39. The method of claims 1-38, wherein the cancer is a leukemia, a lymphoma, multiple myeloma, ovarian cancer, breast cancer, endometrial cancer, colon cancer (colorectal cancer), rectal cancer, bladder cancer, urothelial cancer, lung cancer (non-small cell lung cancer, adenocarcinoma of the lung, squamous cell carcinoma of the lung), bronchial cancer, bone cancer, prostate cancer, pancreatic cancer, gastric cancer, hepatocellular carcinoma, gall bladder cancer, bile duct cancer, esophageal cancer, renal cell carcinoma, thyroid cancer, squamous cell carcinoma of the head and neck (head and neck cancer), testicular cancer, cancer of the endocrine gland, cancer of the adrenal gland, cancer of the pituitary gland, cancer of the skin, cancer of soft tissues, cancer of blood vessels, cancer of brain, cancer of nerves, cancer of eyes, cancer of meninges, cancer of oropharynx, cancer of hypopharynx, cancer of cervix, and cancer of uterus, glioblastoma, medulloblastoma, astrocytoma, glioma, meningioma, gastrinoma, neuroblastoma, melanoma, myelodysplastic syndrome, and a sarcoma.

40. The method of claim 39, wherein said leukemia is systemic mastocytosis, acute lymphocytic (lymphoblastic) leukemia (ALL), T cell—ALL, acute myeloid leukemia (AML), myelogenous leukemia, chronic lymphocytic leukemia (CLL), chronic myeloid leukemia (CML), myeloproliferative disorder/neoplasm, myelodysplastic syndrome, monocytic cell leukemia, and plasma cell leukemia; wherein said lymphoma is histiocytic lymphoma and T cell lymphoma, a B cell lymphoma, including Hodgkin's lymphoma and non-Hodgkin's lymphoma, such as low grade/follicular non-Hodgkin's lymphoma (NHL), cell lymphoma (FCC), mantle cell lymphoma (MCL), diffuse large cell lymphoma (DLCL), small lymphocytic (SL) NHL, intermediate grade/follicular NHL, intermediate grade diffuse NHL, high grade immunoblastic NHL, high grade lymphoblastic NHL, high grade small non-cleaved cell NHL, bulky disease NHL, and Waldenstrom's Macroglobulinemia; and wherein said sarcoma is selected from the group consisting of osteosarcoma, Ewing's sarcoma, leiomyosarcoma, synovial sarcoma, alveolar soft part sarcoma, angiosarcoma, liposarcoma, fibrosarcoma, rhabdomyosarcoma, and chondrosarcoma.

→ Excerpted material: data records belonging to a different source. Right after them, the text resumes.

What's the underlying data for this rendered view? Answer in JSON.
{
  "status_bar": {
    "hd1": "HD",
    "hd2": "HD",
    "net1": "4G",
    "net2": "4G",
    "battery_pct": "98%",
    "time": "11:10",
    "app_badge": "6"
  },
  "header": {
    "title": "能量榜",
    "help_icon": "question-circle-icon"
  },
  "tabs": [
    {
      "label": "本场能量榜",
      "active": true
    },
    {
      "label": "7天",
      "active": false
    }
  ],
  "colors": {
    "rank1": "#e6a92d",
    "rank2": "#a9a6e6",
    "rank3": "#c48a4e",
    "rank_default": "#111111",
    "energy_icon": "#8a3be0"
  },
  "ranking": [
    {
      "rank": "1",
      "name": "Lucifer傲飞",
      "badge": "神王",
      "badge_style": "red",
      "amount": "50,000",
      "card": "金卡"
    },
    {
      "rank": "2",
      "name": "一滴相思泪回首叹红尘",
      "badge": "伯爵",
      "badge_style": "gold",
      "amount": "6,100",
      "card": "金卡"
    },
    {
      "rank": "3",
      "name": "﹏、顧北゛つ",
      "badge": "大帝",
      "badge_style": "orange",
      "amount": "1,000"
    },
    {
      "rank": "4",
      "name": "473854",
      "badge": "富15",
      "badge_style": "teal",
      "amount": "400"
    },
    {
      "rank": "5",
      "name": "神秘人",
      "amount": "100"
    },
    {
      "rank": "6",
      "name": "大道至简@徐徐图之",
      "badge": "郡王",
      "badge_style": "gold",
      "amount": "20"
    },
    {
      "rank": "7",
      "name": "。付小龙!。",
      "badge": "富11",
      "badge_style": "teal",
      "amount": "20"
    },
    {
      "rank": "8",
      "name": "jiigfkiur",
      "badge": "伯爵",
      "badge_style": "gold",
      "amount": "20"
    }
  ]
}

41. The method of claims 1-40, wherein the cancer is multiple myeloma

42. The method of claims 1-40 wherein the cancer is ovarian cancer.

43. The method of claims 1-40, wherein the cancer is gastric cancer.

44. The method of claims 1-40, wherein the cancer is acute myeloid leukemia (AML).